Soon enough we were wed, having been wed and widowed with a child, the only child of Etienne young Florentin now half an orphan my Etienne was free to marry whomever he pleased, and if they were to be wed, than the passive partner otherwise known as I was to be baroness. I had been referred to in certain circles as a trailblazer for lack thereof a better term, men who liked other men, or women who liked other women or those born another gender but were destined to be the other if viewed as quite the card were otherwise accepted, thank heaven we were not in Ferelden where we would have caused a scandal or the Free Marches where my prideful and political mother would have annulled our marriage and married me off to some Avaar barbarian to show me the error of my ways. The Duchesse put up my dowry, a sum of nearly 300,000 Orleasian crowns, an amount nearly the size of the Ferelden treasury, yet still it was rumoured her pockets were as deep as the Chantry’s and then some. 

 

Under this union I flourished further, still visiting my home for the past several years the Duchy d’Chatres often and the dear lady I regarded as my second mother the great lady to whom I owed my happiness. 

 

I visited Halamshiral whenever I could I was often a companion to the lady who would one day be Empress Celene, the lioness. 

 

Three years later my dearest Etienne died of his wounds,he had been hunting and was shot by arrow in his chest by a drunken noble who was swiftly taken to Val Royeaux to await trial. He died a slow and painful death, for that I can never bear the drunkards always to be found wandering streets blindly and hunting in a nigh on stupor. 

 

It here was the greatest tragedy to have ever befallen me, the man I had loved fiercely was no longer alive and so I was left alone to raise his child who was now the Baron la Mâitre, before long a broken heart left me bedridden, wealthy in my own right, the emperor had bestowed on me inheritance of my dowry the original 300,000 crowns, they meant nothing to me for my heart was in shreds. 

 

I laid bedridden and with a broken heart the Duchesse came from Chatres as soon as she heard of my misfortune to be by my side so that when I recovered I was with friends. Even Celene sent her own doctor to me standing on our friendship although we had not spoken for three seasons.

 

It was at this time in a fit of madness brought on by my grief was my affinity for magic unlocked and was I deemed by the Templars necessary to reside within the circle of my homeland. Bestowing guardianship of the young Baron Florentin and regency of his lands and my own, I left my dearest and now seemingly only friend the Duchesse Anna Rosa behind, before I left she embraced me as the child she never had, I knew not only was she my greatest ally but really the only family I had ever known. 

 

I left my home, I wept for the loss of my dear husband but also of my home, my home to me was not Ostwick but indeed it was Orlais, I now dressed as an Orlesian and had the accent of an Orlesian, indeed Orlais was my home. I was to leave and head to a land of what was by comparison near savage. As I crossed the borders of Orlais and Ferelden and to the Free Marches my heart ached and longed for my return home that I may be restored to my friends. 

 

Indeed it was a lonely march to Ostwick. 

 

Was this the martyrdom of which the old crone spoke of?

 

The very thought of it turned what once was disbelief and humour to a sense of dread that resonated deep within me.
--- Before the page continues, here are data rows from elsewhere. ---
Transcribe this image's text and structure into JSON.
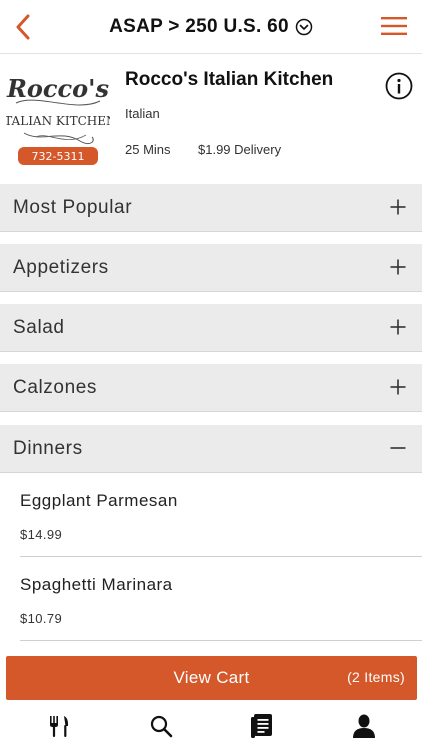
{
  "colors": {
    "accent": "#d4582a",
    "category_bg": "#ebebeb"
  },
  "header": {
    "back_icon": "chevron-left-icon",
    "title": "ASAP > 250 U.S. 60",
    "dropdown_icon": "circle-chevron-down-icon",
    "menu_icon": "hamburger-menu-icon"
  },
  "restaurant": {
    "name": "Rocco's Italian Kitchen",
    "cuisine": "Italian",
    "delivery_time": "25 Mins",
    "delivery_fee": "$1.99 Delivery",
    "info_icon": "info-icon",
    "logo": {
      "script": "Rocco's",
      "subtitle": "ITALIAN KITCHEN",
      "phone": "732-5311"
    }
  },
  "categories": [
    {
      "label": "Most Popular",
      "state": "collapsed"
    },
    {
      "label": "Appetizers",
      "state": "collapsed"
    },
    {
      "label": "Salad",
      "state": "collapsed"
    },
    {
      "label": "Calzones",
      "state": "collapsed"
    },
    {
      "label": "Dinners",
      "state": "expanded"
    }
  ],
  "dinners_items": [
    {
      "name": "Eggplant Parmesan",
      "price": "$14.99"
    },
    {
      "name": "Spaghetti Marinara",
      "price": "$10.79"
    }
  ],
  "cart": {
    "label": "View Cart",
    "count": "(2 Items)"
  },
  "tabbar": {
    "tabs": [
      {
        "icon": "fork-knife-icon"
      },
      {
        "icon": "search-icon"
      },
      {
        "icon": "order-list-icon"
      },
      {
        "icon": "account-icon"
      }
    ]
  }
}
	2. Start the rebellion without me

The circle had amazed me, tucked away was the tower away from the bustle of the city, the circle to be held such wondrous things, such mysticism and illusion, I was in an instant while exhausted from grief excited and yet scared of the uncertainty, unlike Ferelden or Orlais’ circles Ostwick was sedate by comparison. I'd heard awful things about the Templars and yet I found it difficult to believe, the Templars I had known hitherto were among the most honourable ladies and gentlemen I had known, even those escorting me from Orlais to Ostwick. 

We were tucked away from the world while the blight raged on, but soon enough the Hero of Ferelden emerged and he was a grand gentleman a Mage too, a circle Mage who is rumoured to have won the heart of now King Alistair though it never could be for he was gentry and a man while he was royal, a royal bastard for what it was worth, indeed it was worth a realm. At this time I was again reminded of that old crone who read my own future and spoke of a grand hero’s hand she had once read, indeed her words echoed in my mind still, for to date all she fortold had indeed came true. 

Of the privileged few I was, the upper and middle classes and of course the absurdly wealthy were afforded more leniency, I was still permitted what was of my station, I wore Orlesian attire, or Orlesian robes, I still wore my ceruse and rouge, my healed silk brocade shoes could be heard from one end of the room to the other and the hall indicating my presence, my heavy perfume would linger in rooms even after I left. 

Here I made friends with peasantry and gentry alike, I studied hard and for that my reward was within only a year of my being there my harrowing, indeed it was harrowing for there in the fade I saw my own love die over and over, so did the Duchesse and my little Baron Florentin of who's progress Her Grace wrote me frequently. 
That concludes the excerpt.